Despite the naysayers who have criticized the spending on events that have been stretched over a period of one year, we believe that most of these critics have their own agenda – political and otherwise – for their hue and cry. We believe that Government cannot squander what it does not have in abundance.
However, within the context of what is occurring in Barbados at the present juncture, specifically at the social level, we cannot but help to express some dismay at yesterday’s public relations spoof with Mr Stuart as lead protagonist by appearance, if not necessarily by deed.
We are reminded of Emperor Nero supposedly playing the lyre and singing the Sack of Ilium while Rome burnt. But even though yesterday’s media briefing hosted by the Prime Minister featured neither flames nor music, the content delivered within the context of what is transpiring in Barbados, left one with a feeling that this was a moment of lost opportunity. And the occasion only served to leave the impression – true or false – that our esteemed political leader remains blissfully detached from the reality of his subjects.
This was a glorified press release of an event’s schedule, which at best, was within the remit of the Minister of Culture, or secondly, the scope of the chairman of the Independence Planning Committee. The importance of our Independence celebrations would not be augmented or reduced by the personage that read out its schedule of events. It is ironic that following the outlining of the schedule of events, initial answers to queries were deferred to other individuals present in the persons of Chief Education Officer Mrs Karen Best and Chief of Staff of the Barbados Defence Force, Colonel Alvin Quintyne.
But what exactly are we going on about?
There are many concerns among the Barbadian citizenry as we approach the date for which we have been preparing copiously to celebrate. There are issues related to water scarcity, especially in the north of the island, for which there appears no imminent remedy. There are concerns related to a seeming steady inflow of illegal firearms into Barbados via traditionally legitimate channels for which Commissioner of Police Tyrone Griffith constantly complains. There are issues related to the perception that facilitation of tertiary education – the plank on which much of our progress has been built – is under greater threat because of financial constraints.
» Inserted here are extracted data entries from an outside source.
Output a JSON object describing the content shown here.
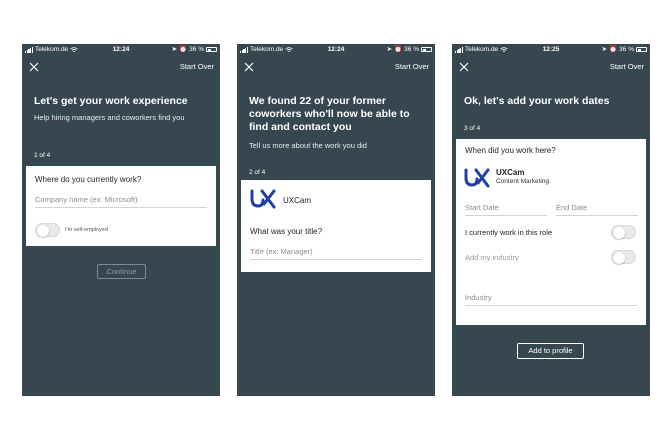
{
  "statusbar": {
    "carrier": "Telekom.de",
    "battery": "36 %",
    "times": [
      "12:24",
      "12:24",
      "12:25"
    ]
  },
  "common": {
    "start_over": "Start Over",
    "close_icon": "close-icon",
    "company_name": "UXCam",
    "company_logo": "UX"
  },
  "screen1": {
    "headline": "Let's get your work experience",
    "subtext": "Help hiring managers and coworkers find you",
    "step": "1 of 4",
    "question": "Where do you currently work?",
    "company_placeholder": "Company name (ex: Microsoft)",
    "self_employed_label": "I'm self-employed",
    "continue": "Continue"
  },
  "screen2": {
    "headline": "We found 22 of your former coworkers who'll now be able to find and contact you",
    "subtext": "Tell us more about the work you did",
    "step": "2 of 4",
    "question": "What was your title?",
    "title_placeholder": "Title (ex: Manager)"
  },
  "screen3": {
    "headline": "Ok, let's add your work dates",
    "step": "3 of 4",
    "question": "When did you work here?",
    "role": "Content Marketing",
    "start_date": "Start Date",
    "end_date": "End Date",
    "current_work": "I currently work in this role",
    "add_industry": "Add my industry",
    "industry": "Industry",
    "add_to_profile": "Add to profile"
  },
  "colors": {
    "background": "#36474f",
    "card": "#ffffff",
    "logo_blue": "#1f3fa8"
  }
}
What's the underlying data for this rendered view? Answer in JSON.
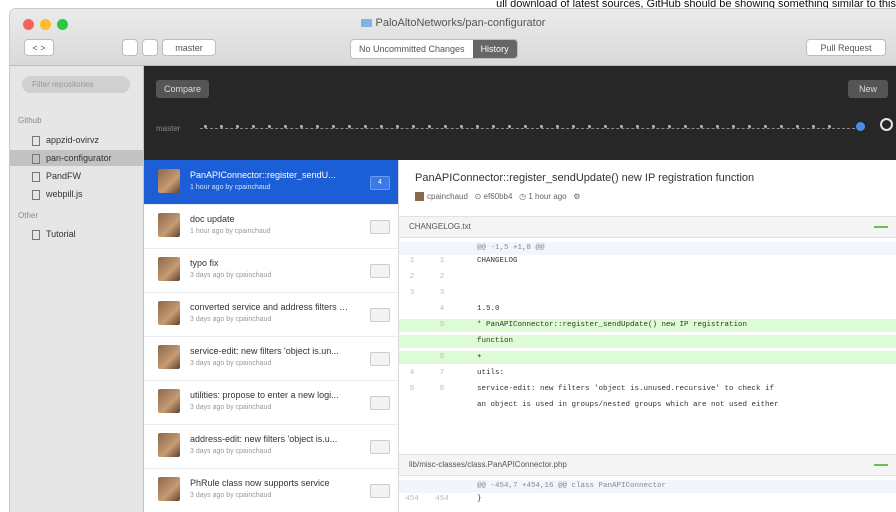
{
  "caption": "ull download of latest sources, GitHub should be showing something similar to this",
  "window": {
    "title": "PaloAltoNetworks/pan-configurator",
    "branch": "master",
    "tabs": [
      {
        "label": "No Uncommitted Changes"
      },
      {
        "label": "History"
      }
    ],
    "pull_request": "Pull Request",
    "sync_back": "<  >"
  },
  "sidebar": {
    "filter_placeholder": "Filter repositories",
    "sections": [
      {
        "label": "Github",
        "items": [
          "appzid-ovirvz",
          "pan-configurator",
          "PandFW",
          "webpill.js"
        ]
      },
      {
        "label": "Other",
        "items": [
          "Tutorial"
        ]
      }
    ]
  },
  "graph": {
    "compare": "Compare",
    "new": "New",
    "branch_label": "master"
  },
  "commits": [
    {
      "title": "PanAPIConnector::register_sendU...",
      "meta": "1 hour ago by cpainchaud",
      "badge": "4"
    },
    {
      "title": "doc update",
      "meta": "1 hour ago by cpainchaud",
      "badge": ""
    },
    {
      "title": "typo fix",
      "meta": "3 days ago by cpainchaud",
      "badge": ""
    },
    {
      "title": "converted service and address filters to l...",
      "meta": "3 days ago by cpainchaud",
      "badge": ""
    },
    {
      "title": "service-edit: new filters 'object is.un...",
      "meta": "3 days ago by cpainchaud",
      "badge": ""
    },
    {
      "title": "utilities: propose to enter a new logi...",
      "meta": "3 days ago by cpainchaud",
      "badge": ""
    },
    {
      "title": "address-edit: new filters 'object is.u...",
      "meta": "3 days ago by cpainchaud",
      "badge": ""
    },
    {
      "title": "PhRule class now supports service",
      "meta": "3 days ago by cpainchaud",
      "badge": ""
    }
  ],
  "detail": {
    "title": "PanAPIConnector::register_sendUpdate() new IP registration function",
    "author": "cpainchaud",
    "sha": "ef60bb4",
    "time": "1 hour ago",
    "file1": "CHANGELOG.txt",
    "hunk1": "@@ -1,5 +1,8 @@",
    "lines1": [
      {
        "n1": "1",
        "n2": "1",
        "text": "CHANGELOG",
        "type": "ctx"
      },
      {
        "n1": "2",
        "n2": "2",
        "text": "",
        "type": "ctx"
      },
      {
        "n1": "3",
        "n2": "3",
        "text": "",
        "type": "ctx"
      },
      {
        "n1": "",
        "n2": "4",
        "text": "1.5.0",
        "type": "ctx"
      },
      {
        "n1": "",
        "n2": "5",
        "text": "* PanAPIConnector::register_sendUpdate() new IP registration",
        "type": "add"
      },
      {
        "n1": "",
        "n2": "",
        "text": "function",
        "type": "add"
      },
      {
        "n1": "",
        "n2": "6",
        "text": "+",
        "type": "add"
      },
      {
        "n1": "4",
        "n2": "7",
        "text": "utils:",
        "type": "ctx"
      },
      {
        "n1": "5",
        "n2": "8",
        "text": "service-edit: new filters 'object is.unused.recursive' to check if",
        "type": "ctx"
      },
      {
        "n1": "",
        "n2": "",
        "text": "an object is used in groups/nested groups which are not used either",
        "type": "ctx"
      }
    ],
    "file2": "lib/misc-classes/class.PanAPIConnector.php",
    "hunk2": "@@ -454,7 +454,16 @@ class PanAPIConnector",
    "lines2": [
      {
        "n1": "454",
        "n2": "454",
        "text": "}",
        "type": "ctx"
      }
    ]
  }
}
There is growing debate on issues related to decriminalization of marijuana; legal marginalization of adult citizens because of their sexual orientation; issues as raised by Sir David Simmons related to corruption in Government; issues highlighted with understandable emotion by the likes of Minister of Commerce Mr Donville Inniss and businessman Sir Charles Williams about the frustration of doing business in Barbados and which originates in the offices of officialdom. There are issues related to the perception that the Town & Country Planning Department unnecessarily hurts more than helps enterprise and other development initiatives. The state of the economy is a never-ending grouse – of the type not likely to fly away anytime soon. The list of concerns appears endless.
Surely, with 44 days to go before that grand landmark on November 30, this was an ideal occasion, especially within the context that his is a voice not frequently heard on social issues, for Mr Stuart to have seized the moment, addressed burning issues, allayed fears, encouraged and engendered confidence, discussed strategies, projections, possibilities and probabilities. Instead, we were subjected to a public relations exercise where the media were – on instructions – not allowed to extract information from the country’s leader on matters of pressing public concern.
Of course, the media as an institution cannot set the agenda of a Prime Minister. But the media are comprised of ordinary citizens, similar to those affected by water shortages, crime, and the other bugbears that presently prevail. We too seek to have our fears allayed. We too as individuals desire our confidence to be bolstered. This was not fortified yesterday by a room of important people gathered to view a Prime Minister basically fulfill the role of a communications officer.
In the tale of another famous emperor who marched fully clothed in nothing before his subjects, his ministers for fear of being deemed unfit or stupid, also saw the emperor’s splendid attire. However, we prefer to be the boy who recognizes nakedness. We would have preferred Mr Stuart to have used yesterday’s opportunity to give the Barbadian people something more tangible to grasp as our Independence Day draws nigh.